Au nom des cinq observateurs permanents présents, l’Italie, l’Espagne, l’Allemagne, le Portugal et la France, permettez-moi d’ajouter aux compliments, félicitations, louanges, hommages, éloges, encensements, dithyrambes, panégyriques et témoignages d’amitié qui viennent de s’abattre sur l’Ambassadeur Edgar Ugalde Alvarez -et qui sont tous mérités- permettez-moi d’ajouter quelques mots. Trois exactement.

Bon sens.
Passion.
Humanité.

Le bon sens d’abord. C’est le nom commun de la sagesse. C’est la sagesse avec humilité. Je ne compte pas le nombre de fois où la voix et les propos de l’Ambassadeur du Costa Rica sont venus rappeler à tous de garder les pieds sur terre. Et il l’a fait toujours avec un grand à propos, une grande simplicité, une grande force. Je crois que c’est un héritage qui lui vient de son pays.

La passion. La passion pour la politique, bien sûr, rappelons-nous son évocation de la naissance de l’Europe, la passion pour la démocratie, naturellement.

Mais peut-être surtout la passion pour le service : le service de son pays, le service diplomatique, le service public. L’Ambassadeur Ugalde est un idéal exemplaire. Il répond de part en part à cette obligation que nous fait l’article 15 de la déclaration des droits de l’homme selon lequel « la société a droit de demander compte à tout agent public de son administration ». C’est comme un examen de conscience permanent, extrêmement exigeant. Il y réussit toujours.

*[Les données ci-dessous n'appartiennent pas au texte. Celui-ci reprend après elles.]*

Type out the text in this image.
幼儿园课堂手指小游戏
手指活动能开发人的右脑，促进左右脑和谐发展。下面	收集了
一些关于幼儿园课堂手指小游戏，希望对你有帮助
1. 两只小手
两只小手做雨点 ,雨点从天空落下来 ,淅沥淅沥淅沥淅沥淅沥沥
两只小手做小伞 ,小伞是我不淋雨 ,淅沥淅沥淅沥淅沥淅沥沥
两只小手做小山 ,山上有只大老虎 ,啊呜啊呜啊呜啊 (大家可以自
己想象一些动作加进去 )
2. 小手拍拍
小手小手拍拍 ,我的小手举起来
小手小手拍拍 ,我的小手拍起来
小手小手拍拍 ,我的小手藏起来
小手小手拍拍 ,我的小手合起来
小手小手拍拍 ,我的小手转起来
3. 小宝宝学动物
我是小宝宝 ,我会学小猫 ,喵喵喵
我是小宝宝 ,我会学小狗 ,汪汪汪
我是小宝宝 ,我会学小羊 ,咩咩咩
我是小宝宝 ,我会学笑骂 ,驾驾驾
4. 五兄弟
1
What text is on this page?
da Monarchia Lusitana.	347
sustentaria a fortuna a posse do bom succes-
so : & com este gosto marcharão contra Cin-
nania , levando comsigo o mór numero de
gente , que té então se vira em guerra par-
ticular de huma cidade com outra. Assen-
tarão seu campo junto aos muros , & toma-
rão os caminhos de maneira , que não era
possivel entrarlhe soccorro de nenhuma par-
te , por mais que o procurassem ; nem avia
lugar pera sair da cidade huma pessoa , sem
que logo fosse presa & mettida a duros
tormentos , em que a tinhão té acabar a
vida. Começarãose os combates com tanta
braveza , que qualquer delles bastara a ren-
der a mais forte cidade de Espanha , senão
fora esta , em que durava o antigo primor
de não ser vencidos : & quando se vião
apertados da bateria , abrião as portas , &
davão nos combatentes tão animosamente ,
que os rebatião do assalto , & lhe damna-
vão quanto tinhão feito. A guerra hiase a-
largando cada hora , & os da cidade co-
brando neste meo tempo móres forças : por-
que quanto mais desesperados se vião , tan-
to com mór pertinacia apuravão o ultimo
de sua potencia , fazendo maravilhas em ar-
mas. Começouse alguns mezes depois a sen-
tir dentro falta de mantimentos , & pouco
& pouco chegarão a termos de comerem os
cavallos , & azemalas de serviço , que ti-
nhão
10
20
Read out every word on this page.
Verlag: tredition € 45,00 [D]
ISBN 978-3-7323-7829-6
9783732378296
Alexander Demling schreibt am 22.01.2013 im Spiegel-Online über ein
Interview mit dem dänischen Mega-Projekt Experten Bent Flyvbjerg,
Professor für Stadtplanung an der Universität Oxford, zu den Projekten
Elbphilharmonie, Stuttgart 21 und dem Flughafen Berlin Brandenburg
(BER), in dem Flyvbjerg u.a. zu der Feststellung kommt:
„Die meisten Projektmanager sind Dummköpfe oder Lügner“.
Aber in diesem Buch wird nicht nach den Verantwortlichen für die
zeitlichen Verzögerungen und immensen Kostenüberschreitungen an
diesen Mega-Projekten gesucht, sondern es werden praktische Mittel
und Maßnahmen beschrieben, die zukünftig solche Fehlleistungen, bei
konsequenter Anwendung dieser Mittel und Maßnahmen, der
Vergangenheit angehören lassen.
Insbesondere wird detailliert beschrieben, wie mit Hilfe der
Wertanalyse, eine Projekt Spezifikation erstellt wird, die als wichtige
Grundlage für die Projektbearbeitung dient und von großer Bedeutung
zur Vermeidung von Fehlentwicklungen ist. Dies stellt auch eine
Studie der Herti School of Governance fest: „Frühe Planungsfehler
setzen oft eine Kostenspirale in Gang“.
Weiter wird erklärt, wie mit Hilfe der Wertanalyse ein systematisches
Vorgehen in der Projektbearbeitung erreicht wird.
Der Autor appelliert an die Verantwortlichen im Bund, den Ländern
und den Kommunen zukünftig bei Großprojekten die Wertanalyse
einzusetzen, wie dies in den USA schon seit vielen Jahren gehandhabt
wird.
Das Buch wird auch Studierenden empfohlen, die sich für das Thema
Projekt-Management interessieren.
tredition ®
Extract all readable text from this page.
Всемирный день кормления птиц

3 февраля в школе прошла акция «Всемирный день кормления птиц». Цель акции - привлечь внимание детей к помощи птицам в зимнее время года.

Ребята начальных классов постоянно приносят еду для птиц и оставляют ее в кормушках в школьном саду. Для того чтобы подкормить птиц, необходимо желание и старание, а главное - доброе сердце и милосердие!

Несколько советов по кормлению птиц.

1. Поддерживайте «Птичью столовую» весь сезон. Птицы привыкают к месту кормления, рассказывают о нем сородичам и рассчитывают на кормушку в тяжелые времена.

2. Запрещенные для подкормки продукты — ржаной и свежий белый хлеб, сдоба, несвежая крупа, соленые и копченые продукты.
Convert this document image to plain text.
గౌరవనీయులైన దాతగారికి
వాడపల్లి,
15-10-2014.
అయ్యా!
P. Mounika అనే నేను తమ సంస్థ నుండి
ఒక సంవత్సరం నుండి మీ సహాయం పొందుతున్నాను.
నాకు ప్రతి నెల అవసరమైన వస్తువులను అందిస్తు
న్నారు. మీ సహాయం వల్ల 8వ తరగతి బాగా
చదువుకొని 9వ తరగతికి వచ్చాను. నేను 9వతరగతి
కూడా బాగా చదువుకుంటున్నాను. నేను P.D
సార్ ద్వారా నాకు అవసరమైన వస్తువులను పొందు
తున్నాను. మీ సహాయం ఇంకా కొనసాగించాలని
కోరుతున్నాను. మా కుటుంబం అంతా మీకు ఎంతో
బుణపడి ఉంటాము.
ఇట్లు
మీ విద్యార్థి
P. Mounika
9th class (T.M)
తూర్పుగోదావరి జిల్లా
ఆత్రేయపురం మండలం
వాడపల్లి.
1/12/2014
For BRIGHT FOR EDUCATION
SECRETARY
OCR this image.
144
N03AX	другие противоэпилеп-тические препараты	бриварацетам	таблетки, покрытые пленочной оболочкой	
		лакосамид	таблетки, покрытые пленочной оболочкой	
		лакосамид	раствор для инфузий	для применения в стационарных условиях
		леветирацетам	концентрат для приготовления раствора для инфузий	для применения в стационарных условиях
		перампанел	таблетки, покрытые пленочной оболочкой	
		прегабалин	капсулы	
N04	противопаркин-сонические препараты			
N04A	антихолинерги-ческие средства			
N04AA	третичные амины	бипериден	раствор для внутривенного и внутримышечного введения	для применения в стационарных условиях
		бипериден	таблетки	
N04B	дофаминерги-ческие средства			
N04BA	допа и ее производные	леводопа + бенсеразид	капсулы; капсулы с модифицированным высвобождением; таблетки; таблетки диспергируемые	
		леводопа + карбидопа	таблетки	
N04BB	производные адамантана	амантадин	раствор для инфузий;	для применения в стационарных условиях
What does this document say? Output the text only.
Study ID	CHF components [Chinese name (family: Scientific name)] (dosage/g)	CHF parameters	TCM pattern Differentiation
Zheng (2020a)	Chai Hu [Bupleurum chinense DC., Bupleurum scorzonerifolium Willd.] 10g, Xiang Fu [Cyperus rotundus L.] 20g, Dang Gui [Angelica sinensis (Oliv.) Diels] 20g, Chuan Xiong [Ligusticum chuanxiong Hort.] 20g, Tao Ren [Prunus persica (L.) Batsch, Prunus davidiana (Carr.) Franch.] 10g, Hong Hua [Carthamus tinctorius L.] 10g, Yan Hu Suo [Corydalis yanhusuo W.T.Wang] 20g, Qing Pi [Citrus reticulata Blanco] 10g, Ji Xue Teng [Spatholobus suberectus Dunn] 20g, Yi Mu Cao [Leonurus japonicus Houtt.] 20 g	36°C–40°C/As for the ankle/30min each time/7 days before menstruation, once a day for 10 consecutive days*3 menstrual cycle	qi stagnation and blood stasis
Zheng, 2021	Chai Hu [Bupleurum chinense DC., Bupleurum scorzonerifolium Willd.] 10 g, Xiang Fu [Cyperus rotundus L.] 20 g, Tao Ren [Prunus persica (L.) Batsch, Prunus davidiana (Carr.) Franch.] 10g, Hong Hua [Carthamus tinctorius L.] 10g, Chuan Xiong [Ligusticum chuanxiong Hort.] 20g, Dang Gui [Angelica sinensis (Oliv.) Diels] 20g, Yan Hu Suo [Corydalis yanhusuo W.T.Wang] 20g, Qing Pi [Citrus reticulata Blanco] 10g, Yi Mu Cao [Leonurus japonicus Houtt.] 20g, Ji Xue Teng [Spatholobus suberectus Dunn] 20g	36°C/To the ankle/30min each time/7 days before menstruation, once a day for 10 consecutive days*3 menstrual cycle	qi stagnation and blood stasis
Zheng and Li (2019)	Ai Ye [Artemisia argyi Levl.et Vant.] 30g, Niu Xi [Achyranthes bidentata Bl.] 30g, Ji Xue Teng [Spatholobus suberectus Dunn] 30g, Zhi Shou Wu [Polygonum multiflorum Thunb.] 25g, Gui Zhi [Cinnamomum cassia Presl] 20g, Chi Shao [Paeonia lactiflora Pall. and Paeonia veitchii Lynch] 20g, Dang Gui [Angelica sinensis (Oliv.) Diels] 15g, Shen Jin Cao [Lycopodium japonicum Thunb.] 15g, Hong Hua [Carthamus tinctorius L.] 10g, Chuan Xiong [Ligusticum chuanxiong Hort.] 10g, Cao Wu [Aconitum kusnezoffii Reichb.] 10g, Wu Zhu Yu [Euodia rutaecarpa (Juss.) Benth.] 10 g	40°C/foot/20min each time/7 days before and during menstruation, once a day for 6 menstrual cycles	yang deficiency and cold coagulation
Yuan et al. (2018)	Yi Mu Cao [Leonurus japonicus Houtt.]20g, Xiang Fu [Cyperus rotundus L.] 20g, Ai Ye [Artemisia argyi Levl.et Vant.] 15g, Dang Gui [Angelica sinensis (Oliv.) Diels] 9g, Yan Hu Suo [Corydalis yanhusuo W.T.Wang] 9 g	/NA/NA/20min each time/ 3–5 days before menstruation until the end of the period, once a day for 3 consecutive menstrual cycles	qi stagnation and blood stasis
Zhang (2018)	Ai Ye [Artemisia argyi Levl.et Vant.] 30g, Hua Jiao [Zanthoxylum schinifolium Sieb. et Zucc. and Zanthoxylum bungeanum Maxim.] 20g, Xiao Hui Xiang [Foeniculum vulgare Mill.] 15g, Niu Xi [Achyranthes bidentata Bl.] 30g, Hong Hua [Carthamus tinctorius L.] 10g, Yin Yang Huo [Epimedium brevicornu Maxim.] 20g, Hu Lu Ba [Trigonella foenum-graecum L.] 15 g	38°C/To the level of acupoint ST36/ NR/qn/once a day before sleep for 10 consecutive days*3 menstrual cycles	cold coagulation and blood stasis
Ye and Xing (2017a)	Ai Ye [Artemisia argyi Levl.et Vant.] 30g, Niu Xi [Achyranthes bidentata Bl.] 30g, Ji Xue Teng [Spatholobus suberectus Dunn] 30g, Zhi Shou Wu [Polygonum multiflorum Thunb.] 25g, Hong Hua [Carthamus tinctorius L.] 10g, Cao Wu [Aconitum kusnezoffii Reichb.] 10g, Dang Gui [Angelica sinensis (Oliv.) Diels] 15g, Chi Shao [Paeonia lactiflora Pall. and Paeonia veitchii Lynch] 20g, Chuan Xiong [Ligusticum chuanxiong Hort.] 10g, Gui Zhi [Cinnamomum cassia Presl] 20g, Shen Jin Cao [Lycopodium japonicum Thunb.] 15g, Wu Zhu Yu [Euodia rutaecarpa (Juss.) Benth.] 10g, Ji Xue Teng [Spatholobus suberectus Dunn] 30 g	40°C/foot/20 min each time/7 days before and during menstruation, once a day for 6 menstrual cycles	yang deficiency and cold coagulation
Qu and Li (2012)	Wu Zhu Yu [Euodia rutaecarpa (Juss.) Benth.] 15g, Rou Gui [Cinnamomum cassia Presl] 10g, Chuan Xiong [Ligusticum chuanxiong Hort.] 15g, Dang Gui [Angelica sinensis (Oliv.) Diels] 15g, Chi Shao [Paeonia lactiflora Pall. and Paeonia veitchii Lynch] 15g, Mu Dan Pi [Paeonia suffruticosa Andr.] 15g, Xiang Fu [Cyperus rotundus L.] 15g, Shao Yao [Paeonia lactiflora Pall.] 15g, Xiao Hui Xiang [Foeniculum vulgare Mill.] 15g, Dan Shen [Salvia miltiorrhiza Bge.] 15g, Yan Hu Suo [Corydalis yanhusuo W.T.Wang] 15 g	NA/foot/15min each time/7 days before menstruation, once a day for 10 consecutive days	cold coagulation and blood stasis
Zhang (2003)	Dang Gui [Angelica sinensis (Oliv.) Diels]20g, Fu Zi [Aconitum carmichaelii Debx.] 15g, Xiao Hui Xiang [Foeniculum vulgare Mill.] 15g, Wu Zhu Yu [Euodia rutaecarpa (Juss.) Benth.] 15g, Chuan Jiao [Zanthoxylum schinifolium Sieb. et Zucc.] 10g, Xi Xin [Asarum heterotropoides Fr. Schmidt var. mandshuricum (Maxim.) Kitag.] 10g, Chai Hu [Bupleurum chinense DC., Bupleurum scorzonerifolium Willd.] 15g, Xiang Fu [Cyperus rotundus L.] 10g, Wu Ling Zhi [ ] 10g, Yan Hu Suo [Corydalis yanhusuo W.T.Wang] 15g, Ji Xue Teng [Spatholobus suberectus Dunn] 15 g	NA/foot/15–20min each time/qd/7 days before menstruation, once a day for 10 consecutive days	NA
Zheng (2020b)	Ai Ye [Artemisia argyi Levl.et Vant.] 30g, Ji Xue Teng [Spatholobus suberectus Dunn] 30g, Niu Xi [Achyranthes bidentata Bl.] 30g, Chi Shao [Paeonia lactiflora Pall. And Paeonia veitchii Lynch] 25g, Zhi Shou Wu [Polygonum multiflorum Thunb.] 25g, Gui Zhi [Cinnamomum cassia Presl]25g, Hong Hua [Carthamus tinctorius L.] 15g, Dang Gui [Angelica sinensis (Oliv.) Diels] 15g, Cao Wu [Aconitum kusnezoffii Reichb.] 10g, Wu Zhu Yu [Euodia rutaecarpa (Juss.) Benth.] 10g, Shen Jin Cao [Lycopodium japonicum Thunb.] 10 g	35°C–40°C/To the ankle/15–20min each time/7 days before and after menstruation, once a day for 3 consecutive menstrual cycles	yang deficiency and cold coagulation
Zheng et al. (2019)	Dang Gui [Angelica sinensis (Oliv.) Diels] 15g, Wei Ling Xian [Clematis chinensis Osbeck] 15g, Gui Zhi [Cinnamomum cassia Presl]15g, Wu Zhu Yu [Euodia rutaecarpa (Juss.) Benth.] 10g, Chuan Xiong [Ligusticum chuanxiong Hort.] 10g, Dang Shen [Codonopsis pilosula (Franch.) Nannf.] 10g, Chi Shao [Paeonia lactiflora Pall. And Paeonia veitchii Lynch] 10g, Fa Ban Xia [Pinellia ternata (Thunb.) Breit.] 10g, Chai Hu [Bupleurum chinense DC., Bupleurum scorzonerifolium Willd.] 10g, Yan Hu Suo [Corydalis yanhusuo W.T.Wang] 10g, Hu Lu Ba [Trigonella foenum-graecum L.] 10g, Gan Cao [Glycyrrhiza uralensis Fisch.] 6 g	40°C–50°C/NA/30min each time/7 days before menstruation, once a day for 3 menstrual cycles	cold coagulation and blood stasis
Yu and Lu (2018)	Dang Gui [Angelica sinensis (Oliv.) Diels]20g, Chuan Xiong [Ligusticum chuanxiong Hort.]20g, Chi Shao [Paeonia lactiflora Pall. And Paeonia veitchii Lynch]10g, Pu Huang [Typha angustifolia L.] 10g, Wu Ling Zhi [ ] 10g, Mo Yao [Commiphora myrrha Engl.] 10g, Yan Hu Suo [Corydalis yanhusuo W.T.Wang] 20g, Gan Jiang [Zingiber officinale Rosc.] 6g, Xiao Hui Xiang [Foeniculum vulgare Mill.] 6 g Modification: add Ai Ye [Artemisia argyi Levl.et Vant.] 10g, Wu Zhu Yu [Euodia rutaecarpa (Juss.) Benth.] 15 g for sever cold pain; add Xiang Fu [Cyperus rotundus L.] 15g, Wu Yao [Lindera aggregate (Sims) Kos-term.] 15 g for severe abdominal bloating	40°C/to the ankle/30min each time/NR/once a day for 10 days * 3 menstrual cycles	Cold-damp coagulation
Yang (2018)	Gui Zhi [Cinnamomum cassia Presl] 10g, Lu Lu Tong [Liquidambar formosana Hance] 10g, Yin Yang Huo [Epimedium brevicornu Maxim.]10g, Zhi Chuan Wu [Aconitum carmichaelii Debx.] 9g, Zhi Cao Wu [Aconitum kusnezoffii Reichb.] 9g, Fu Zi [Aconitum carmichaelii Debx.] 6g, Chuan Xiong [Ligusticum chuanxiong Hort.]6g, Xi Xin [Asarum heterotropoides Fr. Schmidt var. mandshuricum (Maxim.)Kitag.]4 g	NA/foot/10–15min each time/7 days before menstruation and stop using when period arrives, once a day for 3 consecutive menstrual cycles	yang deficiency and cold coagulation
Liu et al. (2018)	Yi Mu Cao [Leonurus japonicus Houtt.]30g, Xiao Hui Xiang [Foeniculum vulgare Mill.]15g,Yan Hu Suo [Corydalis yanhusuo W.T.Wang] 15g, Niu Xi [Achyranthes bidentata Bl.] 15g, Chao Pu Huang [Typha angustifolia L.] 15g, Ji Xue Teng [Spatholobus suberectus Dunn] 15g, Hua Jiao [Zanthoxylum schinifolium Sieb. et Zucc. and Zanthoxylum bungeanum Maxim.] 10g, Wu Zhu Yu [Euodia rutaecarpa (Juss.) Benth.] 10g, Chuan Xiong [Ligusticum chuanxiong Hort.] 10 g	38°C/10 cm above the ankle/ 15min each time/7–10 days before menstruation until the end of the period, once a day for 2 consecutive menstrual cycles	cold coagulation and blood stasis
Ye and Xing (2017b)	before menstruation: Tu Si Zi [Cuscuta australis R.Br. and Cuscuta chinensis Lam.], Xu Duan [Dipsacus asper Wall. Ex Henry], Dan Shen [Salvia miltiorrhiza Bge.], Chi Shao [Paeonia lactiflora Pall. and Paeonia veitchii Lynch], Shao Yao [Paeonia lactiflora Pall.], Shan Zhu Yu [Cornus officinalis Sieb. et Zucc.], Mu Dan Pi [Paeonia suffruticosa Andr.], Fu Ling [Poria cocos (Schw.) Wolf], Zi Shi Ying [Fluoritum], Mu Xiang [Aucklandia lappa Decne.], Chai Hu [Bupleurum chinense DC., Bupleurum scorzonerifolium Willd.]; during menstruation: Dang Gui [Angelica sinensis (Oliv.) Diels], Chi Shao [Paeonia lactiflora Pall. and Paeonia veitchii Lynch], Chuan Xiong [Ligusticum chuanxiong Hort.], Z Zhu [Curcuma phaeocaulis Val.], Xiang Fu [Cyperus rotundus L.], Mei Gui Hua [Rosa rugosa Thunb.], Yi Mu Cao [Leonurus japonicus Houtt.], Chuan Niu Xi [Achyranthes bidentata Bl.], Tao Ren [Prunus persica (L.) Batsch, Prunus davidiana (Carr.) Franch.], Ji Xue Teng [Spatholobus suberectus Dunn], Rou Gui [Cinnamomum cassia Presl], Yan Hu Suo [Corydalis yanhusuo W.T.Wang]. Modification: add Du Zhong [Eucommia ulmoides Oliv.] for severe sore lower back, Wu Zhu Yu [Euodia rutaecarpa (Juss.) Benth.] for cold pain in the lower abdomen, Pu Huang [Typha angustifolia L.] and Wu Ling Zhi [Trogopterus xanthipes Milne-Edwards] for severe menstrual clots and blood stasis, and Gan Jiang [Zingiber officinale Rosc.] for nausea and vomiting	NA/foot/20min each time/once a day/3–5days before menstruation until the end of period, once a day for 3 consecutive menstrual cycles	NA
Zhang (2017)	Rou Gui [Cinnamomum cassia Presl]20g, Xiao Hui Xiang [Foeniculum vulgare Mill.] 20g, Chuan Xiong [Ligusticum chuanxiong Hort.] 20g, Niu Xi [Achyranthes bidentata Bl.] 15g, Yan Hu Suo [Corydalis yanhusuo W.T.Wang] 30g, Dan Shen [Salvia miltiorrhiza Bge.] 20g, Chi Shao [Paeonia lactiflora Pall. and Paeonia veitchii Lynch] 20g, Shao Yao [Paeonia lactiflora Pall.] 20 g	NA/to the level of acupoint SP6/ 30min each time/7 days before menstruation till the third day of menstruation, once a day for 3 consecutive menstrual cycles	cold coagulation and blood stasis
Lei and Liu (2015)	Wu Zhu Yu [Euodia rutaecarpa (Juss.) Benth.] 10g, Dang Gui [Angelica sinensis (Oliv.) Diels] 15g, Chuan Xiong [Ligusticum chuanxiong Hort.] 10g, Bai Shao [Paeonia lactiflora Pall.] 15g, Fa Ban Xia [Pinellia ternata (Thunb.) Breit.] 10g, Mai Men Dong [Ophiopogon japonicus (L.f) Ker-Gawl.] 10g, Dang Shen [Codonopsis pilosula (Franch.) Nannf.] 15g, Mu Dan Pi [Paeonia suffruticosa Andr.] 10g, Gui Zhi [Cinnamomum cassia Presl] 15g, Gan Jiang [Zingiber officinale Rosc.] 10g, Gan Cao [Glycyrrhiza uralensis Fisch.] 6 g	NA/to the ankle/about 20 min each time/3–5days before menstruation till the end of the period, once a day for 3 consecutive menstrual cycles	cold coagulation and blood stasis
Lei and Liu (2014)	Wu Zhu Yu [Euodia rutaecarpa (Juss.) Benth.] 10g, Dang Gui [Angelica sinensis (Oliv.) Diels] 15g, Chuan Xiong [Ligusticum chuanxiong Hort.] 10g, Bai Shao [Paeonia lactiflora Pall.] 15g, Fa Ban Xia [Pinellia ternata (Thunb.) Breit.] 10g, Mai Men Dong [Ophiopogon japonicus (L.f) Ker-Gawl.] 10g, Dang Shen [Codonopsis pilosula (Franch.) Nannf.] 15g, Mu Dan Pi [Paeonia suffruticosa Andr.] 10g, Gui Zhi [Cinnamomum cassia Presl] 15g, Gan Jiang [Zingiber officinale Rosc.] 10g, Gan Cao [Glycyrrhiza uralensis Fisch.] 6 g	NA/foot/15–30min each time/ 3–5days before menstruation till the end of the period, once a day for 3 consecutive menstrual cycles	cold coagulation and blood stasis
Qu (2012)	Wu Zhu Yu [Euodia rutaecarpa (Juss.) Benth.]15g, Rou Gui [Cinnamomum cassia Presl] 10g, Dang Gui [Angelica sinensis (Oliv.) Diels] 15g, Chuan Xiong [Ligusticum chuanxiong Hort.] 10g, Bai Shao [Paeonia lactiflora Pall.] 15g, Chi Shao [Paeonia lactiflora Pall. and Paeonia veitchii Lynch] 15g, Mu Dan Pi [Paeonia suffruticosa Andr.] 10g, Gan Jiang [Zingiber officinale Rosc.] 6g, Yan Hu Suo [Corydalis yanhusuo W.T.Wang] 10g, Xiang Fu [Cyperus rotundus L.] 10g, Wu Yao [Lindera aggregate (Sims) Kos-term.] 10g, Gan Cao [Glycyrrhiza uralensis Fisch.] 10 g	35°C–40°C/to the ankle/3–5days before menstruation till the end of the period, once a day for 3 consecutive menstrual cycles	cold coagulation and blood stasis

JPEGL’humanité enfin. Edgar, l’Ambassadeur qui nous quitte, est un homme qui aime les idées, mais il aime les hommes plus que les idées. C’est la raison pour laquelle quand il est sévère dans l’expression, quand il est tranchant dans le débat, voire cinglant dans la polémique, il a toujours un moment de réserve, d’humour et même d’auto-ironie qui vient comme pour adoucir le coup. C’est que l’Ambassadeur veut convaincre pas blesser ! Il a tout à la fois la bonté de l’intelligence et l’intelligence de la bonté. C’est un Ambassadeur d’humanité.

C’est trop peu dire que nous regrettons son départ ! Il va laisser dans cette salle un trou qui mettra longtemps à se refermer !

Et en plus il parle un excellent français !

Au revoir, Monsieur l’Ambassadeur, et dans tous les cas à bientôt.